Describing climate change as “one of the key challenges of our lifetimes,” and the Plan as “the single most important step that America has ever taken in the fight against global climate change,” Obama conveyed the urgency of the problem, and the catastrophic consequences of inaction, while also offering hope that climate change is a problem that, like acid rain and extreme industrial pollution, is ultimately solvable. Perhaps even more positively, Obama’s announcement signalled the United States’ commitment to being a global leader on this challenge.

The Plan ultimately seeks to reduce carbon emissions on a national level by 32 per cent below 2005 levels by 2030. In accomplishing this goal, it treads a fine line between encroaching upon state authority and ensuring that the reductions will take place.

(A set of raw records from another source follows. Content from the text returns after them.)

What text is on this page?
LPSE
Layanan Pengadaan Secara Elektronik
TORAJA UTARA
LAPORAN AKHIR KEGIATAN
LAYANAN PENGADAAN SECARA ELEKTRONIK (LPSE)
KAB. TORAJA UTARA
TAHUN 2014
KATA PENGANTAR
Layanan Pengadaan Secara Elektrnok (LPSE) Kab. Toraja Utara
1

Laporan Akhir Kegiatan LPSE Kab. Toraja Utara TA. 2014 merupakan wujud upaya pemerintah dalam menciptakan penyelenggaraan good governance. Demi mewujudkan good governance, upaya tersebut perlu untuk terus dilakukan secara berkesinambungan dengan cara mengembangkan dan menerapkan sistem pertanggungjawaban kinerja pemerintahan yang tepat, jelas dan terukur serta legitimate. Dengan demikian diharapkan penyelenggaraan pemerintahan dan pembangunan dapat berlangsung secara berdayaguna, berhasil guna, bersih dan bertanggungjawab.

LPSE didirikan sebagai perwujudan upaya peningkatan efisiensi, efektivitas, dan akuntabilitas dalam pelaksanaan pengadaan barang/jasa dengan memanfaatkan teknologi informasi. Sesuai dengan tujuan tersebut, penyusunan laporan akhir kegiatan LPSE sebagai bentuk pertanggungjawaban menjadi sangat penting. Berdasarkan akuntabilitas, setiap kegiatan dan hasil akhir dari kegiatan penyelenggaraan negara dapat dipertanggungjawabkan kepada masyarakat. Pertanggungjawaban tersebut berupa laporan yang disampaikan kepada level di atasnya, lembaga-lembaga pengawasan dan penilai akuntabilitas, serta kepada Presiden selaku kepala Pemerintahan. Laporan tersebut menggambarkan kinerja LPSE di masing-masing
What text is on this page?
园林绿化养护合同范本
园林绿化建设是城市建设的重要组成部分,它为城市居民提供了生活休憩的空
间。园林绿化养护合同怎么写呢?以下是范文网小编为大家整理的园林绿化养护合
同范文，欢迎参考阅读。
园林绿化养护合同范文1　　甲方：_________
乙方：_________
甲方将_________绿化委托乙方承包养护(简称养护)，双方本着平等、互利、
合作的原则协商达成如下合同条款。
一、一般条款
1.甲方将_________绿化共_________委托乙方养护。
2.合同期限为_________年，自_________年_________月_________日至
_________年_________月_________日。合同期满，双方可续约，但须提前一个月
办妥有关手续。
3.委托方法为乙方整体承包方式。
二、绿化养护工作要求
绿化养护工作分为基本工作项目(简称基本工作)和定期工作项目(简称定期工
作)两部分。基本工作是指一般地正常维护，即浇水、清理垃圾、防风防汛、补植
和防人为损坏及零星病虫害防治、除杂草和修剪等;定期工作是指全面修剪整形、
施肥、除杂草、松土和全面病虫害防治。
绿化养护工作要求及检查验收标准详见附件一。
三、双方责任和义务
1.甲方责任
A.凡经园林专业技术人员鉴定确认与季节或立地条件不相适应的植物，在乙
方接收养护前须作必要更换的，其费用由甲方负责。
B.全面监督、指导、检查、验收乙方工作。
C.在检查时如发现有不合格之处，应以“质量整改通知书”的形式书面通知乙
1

It will do this by assigning each state a goal for reducing power plant emissions, and requiring them to submit a proposal to the federal Environmental Protection Agency (“EPA”) outlining how they plan to meet it. Ultimately, it will be up to individual states to determine how they will meet their goal.

The plan has sparked a predictable bluster of virulent opposition, with some citing the Plan’s economic consequences as “catastrophic” and describing its approach as “unworkable” and a power grab. Indeed, plans to launch lawsuits began well in advance of Monday’s announcement.

The Obama administration is clearly banking on the assumption that, in the virtually certain event that the Plan is challenged in the courts, the Supreme Court of the United States will rule that the federal EPA has the authority under the Clean Air Act to regulate GHG emissions in this way. In the recent past, the EPA has enjoyed some success before the Supreme Court in defending its authority to regulate under the Clean Air Act. In its landmark 2014 decision in Utility Air Regulatory Group v EPA, for example, the Supreme Court held that the EPA had the authority to regulate GHG emissions.

However, in other recent decisions, the Supreme Court has demonstrated a somewhat less deferential approach towards the EPA’s regulating activities. For example, in its decision in Michigan v EPA, the Court effectively blocked an EPA regulation designed to limit mercury and other toxic emissions from coal-fired power plants.

Nevertheless, and in the meantime, the Plan will provide a boost to global efforts to reduce emissions and offer encouragement to countries—such as Canada—whose own efforts are lagging.